In Schooling and the Struggle for Public Life, Giroux posits important challenges related to the importance of teachers using their knowledge and insights to thoughtfully redefine the terrain of politics and citizenship within the classroom, as also part of a wider collective struggle out in the world. The sense of teachers making the pedagogical more political and organizing their pedagogy around issues of citizenship and critical literacy is at the heart of Bülent Avcı’s study, where he rightly connects his own critical mathematics praxis to issues of citizenship. Democracy here is directly linked to important pedagogical and political questions about dialogue, citizenship, mathematics literacy, neoliberal ideology, political discourses, and students’ development of critical thought.

Drawing on the writings of Freire and Habermas, Avcı asserts the power of critical citizenship to create spaces for individuals and communities to participate in decisions related to their own lives, despite neoliberal constrictions, through forms of political activism that are informed by a public pedagogy. Here, space is created for dialogue, where there is commitment to remain at the table, despite differences and struggles that may ensue. Critical citizenship also requires civic courage to speak the unspeakable and to listen to what might seem the unlistenable, in an effort to create common ground for work together. At the center of the practice of democratic citizenship must be both a healthy skepticism in order to critically question commonsensical notions, as well as working together to translate our common knowledge into social action for transformation. This also points to the manner in which critical literacy can assist teachers and students discern the changes that occur within the social, economic, and political landscape, so that we can respond together more clearly to the conditions we face within schools and communities.

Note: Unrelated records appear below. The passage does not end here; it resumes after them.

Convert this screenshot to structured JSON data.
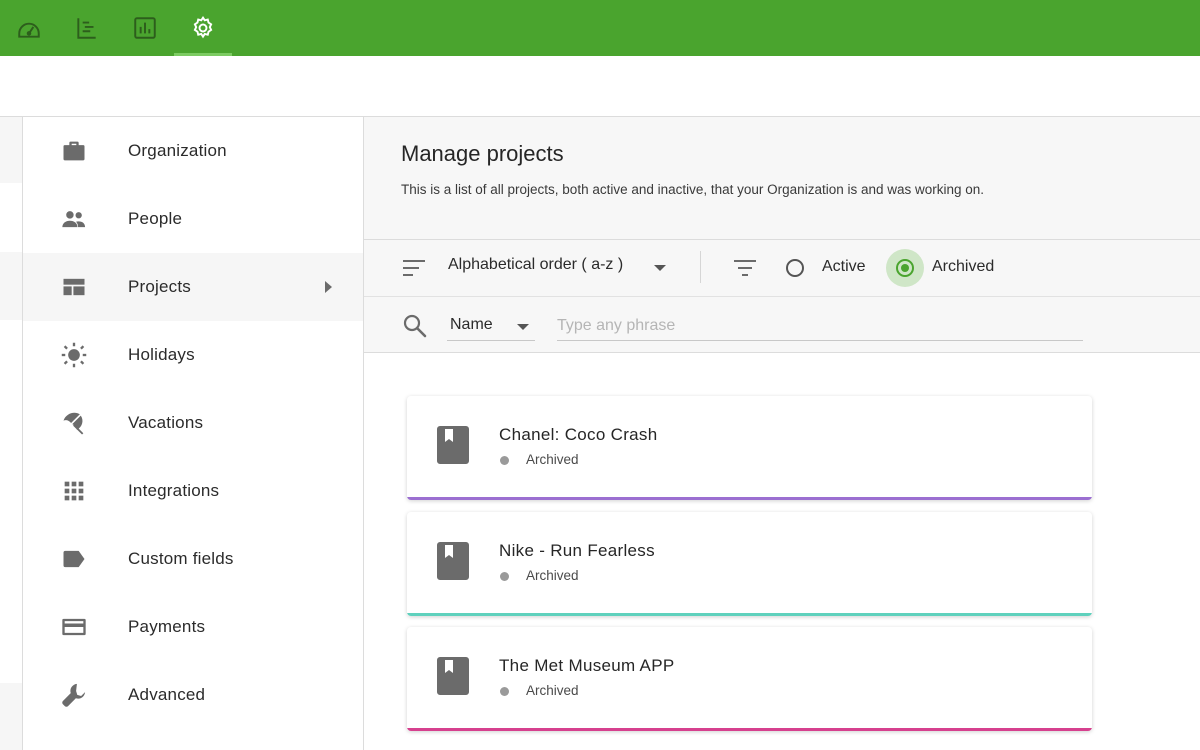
{
  "topnav": {
    "items": [
      {
        "name": "dashboard-icon",
        "active": false
      },
      {
        "name": "timeline-icon",
        "active": false
      },
      {
        "name": "reports-icon",
        "active": false
      },
      {
        "name": "settings-icon",
        "active": true
      }
    ],
    "bar_color": "#4aa42e"
  },
  "sidebar": {
    "items": [
      {
        "label": "Organization",
        "icon": "briefcase-icon"
      },
      {
        "label": "People",
        "icon": "people-icon"
      },
      {
        "label": "Projects",
        "icon": "projects-icon",
        "selected": true
      },
      {
        "label": "Holidays",
        "icon": "sun-icon"
      },
      {
        "label": "Vacations",
        "icon": "beach-umbrella-icon"
      },
      {
        "label": "Integrations",
        "icon": "grid-apps-icon"
      },
      {
        "label": "Custom fields",
        "icon": "label-tag-icon"
      },
      {
        "label": "Payments",
        "icon": "credit-card-icon"
      },
      {
        "label": "Advanced",
        "icon": "wrench-icon"
      }
    ]
  },
  "main": {
    "title": "Manage projects",
    "description": "This is a list of all projects, both active and inactive, that your Organization is and was working on.",
    "sort": {
      "value": "Alphabetical order ( a-z )"
    },
    "filter": {
      "options": [
        {
          "label": "Active",
          "selected": false
        },
        {
          "label": "Archived",
          "selected": true
        }
      ]
    },
    "search": {
      "field": "Name",
      "placeholder": "Type any phrase",
      "value": ""
    }
  },
  "projects": [
    {
      "name": "Chanel: Coco Crash",
      "status": "Archived",
      "color": "#9b6fd1"
    },
    {
      "name": "Nike - Run Fearless",
      "status": "Archived",
      "color": "#5fd1bd"
    },
    {
      "name": "The Met Museum APP",
      "status": "Archived",
      "color": "#d6408e"
    }
  ]
}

Throughout this excellent book, Avcı provides well-researched and well-written discussions and conclusions that counter the helplessness often experienced by teachers who feel trapped in the colonizing politics and practice of neoliberal life in schools. This can be particularly the case with mathematics education, given its conservative foundational epistemology. Nevertheless, what is heartwarming and encouraging is the manner in which critical mathematics education, when implemented through praxis of reflection, dialogue, and action, resulted in the promotion of critical citizenship and expressions of democratic life within the classroom that encouraged students to embrace democratic values in their relationships within the classroom and beyond.

Avcı provides a powerful conclusion to this study—the first to undertake a participatory critical inquiry that so eloquently connects mathematics education to the struggle for democracy and critical citizenship. Underlying this excellent treatise are critical moral questions related to our responsibility as educators to genuinely make the pedagogical more political if we are indeed committed to a future where mathematics education is no longer the tyrannical boogeyman used to sort and sift away working-class and racialized populations from opportunities within schools and society. Through his study, Bülent Avcı carves a path toward a living mathematics for democracy—a critical mathematics approach fully committed to the making of critical citizens with the knowledge and skills to both participate in and transform their world.

[1] From “The Power of Words” in Siân Miles (2000), Simone Weil: An Anthology (p. 223).
[2] Freire, P. (1971). Pedagogy of the Oppressed. New York: Seabury Press.
[3] Einstein, A. (1922). “Geometry and Experience.” Speech delivered to the Prussian Academy of Sciences in Berlin and published by Methuen & Co. Ltd. London, UK. Retrieved from: http://www-history.mcs.st-andrews.ac.uk/Extras/Einstein_geometry.html
[4] Freire, P. (2000). Pedagogy of the oppressed. New York: Continuum.
[5] Freire, P. (2000). Pedagogy of the oppressed. New York: Continuum.
[6] Giroux, H. (2005). Schooling and the Struggle for Public Life. Boulder, CO: Paradigm Press.